Ironically, when I think about my career, I realize that I actually started at a fairly large library and then moved to a small library. Subsequently I worked for a big organization and then a small one again. I will take my bat and glove wherever I am needed.

Few of us are like Craig Biggio, Kirby Puckett, or Robin Yount, staying with one team. Most of us aspire to be Don Baylor or Nolan Ryan, starring for several libraries.

Put me in coach! Let's play two!

2 comments:

Anonymous said...

It seems like this can all depend. If there is a veteran at a small library who is willing to take a new librarian under his/her wing, a smaller place could be very beneficial. You wouldn't necessarily get lost in the shuffle and your ideas are more likely to be accepted if you are willing to do the work to realize them.

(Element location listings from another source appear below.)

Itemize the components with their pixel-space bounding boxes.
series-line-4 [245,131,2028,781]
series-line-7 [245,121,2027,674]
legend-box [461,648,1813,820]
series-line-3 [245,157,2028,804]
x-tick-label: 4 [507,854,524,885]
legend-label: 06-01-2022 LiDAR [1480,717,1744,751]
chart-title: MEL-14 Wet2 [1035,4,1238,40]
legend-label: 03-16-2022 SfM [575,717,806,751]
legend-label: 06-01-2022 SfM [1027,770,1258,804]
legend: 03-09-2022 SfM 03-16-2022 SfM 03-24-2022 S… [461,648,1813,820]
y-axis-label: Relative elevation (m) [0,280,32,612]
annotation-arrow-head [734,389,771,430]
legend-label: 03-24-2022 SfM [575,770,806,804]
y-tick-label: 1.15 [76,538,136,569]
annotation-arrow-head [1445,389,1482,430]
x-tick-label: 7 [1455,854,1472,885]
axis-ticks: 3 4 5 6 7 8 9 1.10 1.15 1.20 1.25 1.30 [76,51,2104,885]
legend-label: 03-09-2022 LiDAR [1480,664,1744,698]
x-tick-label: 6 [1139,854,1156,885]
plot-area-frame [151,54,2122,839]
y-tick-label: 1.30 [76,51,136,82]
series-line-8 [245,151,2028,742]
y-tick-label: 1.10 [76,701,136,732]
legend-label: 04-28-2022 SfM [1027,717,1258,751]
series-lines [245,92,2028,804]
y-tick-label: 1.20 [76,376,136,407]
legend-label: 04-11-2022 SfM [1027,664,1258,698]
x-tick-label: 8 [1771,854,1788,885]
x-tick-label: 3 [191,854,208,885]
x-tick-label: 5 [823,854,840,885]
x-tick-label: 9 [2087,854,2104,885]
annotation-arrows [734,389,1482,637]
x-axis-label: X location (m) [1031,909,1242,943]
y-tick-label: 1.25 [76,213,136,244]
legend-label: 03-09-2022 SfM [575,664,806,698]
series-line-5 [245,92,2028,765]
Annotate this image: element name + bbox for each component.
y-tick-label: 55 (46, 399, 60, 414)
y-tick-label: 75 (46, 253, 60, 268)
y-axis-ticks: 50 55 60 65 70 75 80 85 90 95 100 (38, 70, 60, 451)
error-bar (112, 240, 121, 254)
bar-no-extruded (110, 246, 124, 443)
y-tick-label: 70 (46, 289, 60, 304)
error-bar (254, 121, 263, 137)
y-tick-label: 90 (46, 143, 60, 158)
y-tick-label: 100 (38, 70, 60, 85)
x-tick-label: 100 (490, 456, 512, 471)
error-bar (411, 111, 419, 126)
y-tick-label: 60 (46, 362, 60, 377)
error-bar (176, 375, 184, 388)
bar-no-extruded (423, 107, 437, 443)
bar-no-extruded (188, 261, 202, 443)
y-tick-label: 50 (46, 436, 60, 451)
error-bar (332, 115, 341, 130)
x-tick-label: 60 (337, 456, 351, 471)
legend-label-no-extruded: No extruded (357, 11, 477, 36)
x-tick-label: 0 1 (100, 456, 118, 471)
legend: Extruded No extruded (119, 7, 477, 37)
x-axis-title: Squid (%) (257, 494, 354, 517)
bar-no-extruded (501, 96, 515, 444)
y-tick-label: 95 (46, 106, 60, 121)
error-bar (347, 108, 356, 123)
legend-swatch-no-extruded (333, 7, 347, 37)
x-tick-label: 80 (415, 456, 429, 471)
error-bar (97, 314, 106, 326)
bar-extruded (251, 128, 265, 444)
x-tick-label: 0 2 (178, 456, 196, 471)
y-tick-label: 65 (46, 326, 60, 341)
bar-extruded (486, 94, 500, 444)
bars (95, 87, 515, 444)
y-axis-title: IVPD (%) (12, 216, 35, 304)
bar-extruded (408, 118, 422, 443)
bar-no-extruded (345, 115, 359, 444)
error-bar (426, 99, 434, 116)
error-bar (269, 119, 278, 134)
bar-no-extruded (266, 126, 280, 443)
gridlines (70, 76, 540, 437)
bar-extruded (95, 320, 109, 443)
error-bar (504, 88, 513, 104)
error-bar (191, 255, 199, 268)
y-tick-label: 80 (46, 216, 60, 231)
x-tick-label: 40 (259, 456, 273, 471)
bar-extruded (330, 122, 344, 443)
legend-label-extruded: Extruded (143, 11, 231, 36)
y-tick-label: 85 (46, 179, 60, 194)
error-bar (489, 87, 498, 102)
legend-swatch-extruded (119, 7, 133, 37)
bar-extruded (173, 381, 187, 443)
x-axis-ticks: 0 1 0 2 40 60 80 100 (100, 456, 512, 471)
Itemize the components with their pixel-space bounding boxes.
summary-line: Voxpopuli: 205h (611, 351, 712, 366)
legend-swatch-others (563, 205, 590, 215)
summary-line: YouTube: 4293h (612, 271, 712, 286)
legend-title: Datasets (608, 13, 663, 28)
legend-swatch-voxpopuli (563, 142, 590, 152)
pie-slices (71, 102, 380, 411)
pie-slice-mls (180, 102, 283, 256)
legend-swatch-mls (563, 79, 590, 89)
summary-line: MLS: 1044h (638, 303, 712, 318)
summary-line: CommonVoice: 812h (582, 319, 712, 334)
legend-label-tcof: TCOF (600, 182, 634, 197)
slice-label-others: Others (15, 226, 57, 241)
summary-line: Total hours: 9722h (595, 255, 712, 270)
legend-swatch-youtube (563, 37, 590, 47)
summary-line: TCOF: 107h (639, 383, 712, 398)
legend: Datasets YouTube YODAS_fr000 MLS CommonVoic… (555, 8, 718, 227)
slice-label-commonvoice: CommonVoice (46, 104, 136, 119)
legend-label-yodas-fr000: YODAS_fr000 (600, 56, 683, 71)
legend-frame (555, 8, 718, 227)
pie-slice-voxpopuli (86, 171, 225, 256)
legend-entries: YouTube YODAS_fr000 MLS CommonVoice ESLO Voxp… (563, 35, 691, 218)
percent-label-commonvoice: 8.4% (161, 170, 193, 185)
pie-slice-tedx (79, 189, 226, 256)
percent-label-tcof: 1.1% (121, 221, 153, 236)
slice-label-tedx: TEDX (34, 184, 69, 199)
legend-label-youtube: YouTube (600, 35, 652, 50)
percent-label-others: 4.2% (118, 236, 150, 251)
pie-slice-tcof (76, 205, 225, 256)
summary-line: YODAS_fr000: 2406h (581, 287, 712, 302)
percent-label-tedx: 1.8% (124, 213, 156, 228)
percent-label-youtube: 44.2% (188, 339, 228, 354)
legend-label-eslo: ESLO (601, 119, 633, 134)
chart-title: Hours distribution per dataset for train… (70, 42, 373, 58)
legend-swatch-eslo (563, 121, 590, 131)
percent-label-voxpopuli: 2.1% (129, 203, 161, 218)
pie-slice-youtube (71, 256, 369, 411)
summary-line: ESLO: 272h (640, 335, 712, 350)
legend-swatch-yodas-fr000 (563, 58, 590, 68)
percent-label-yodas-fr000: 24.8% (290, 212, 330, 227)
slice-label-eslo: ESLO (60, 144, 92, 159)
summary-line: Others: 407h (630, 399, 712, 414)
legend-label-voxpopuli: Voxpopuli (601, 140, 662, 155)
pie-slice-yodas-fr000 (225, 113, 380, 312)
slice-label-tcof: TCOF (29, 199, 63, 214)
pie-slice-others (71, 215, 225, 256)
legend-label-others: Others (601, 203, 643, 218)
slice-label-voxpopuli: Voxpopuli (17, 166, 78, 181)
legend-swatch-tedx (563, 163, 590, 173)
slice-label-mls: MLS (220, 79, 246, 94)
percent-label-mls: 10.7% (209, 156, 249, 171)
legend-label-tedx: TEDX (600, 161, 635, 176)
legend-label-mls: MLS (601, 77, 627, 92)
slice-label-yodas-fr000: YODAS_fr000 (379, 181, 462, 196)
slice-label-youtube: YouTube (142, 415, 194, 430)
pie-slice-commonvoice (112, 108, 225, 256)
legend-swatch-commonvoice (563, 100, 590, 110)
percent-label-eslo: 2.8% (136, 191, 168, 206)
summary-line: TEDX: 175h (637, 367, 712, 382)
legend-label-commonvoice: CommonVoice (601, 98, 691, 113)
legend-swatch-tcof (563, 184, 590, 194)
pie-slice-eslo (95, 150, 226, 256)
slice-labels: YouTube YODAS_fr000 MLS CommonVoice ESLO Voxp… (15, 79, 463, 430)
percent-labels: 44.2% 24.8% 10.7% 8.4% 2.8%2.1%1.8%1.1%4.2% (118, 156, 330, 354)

Before I started library school, I was at a small library. Considering how I was treated there and how the "professional" librarians acted, it's actually a wonder that I stuck with the program. After graduating, I ended up at a large university library where I was so far down on the totem pole my job title might as well have been peon. Then I moved to a mid-sized university and find that there are more opportunities although I'm still having to fight a fair bit to be able to try new things. However, I think I'll reach a point where that won't happen as much. So, I think it's just going to depend on the type of people where you end up and the overall organizational philosophy.

Meredith said...

I work at a small academic library and definitely find it to be a blessing and a curse. On the one hand, I get to do a little bit of everything since there are so few staff members. On the other hand, I've had no real mentoring or training because no one has time to focus on that (I see the same happening with my new colleague who is eager to learn more about doing effective instruction, but, here, he's only going to learn it from his own experience and books).

I don't think there is any perfect career route for a new librarian; each one has its positives and negatives. In terms of finding a second job, I'm happy that I have such a diverse array of skills and experience to put on my resume. But I would have loved to have a mentor here when I was just starting out.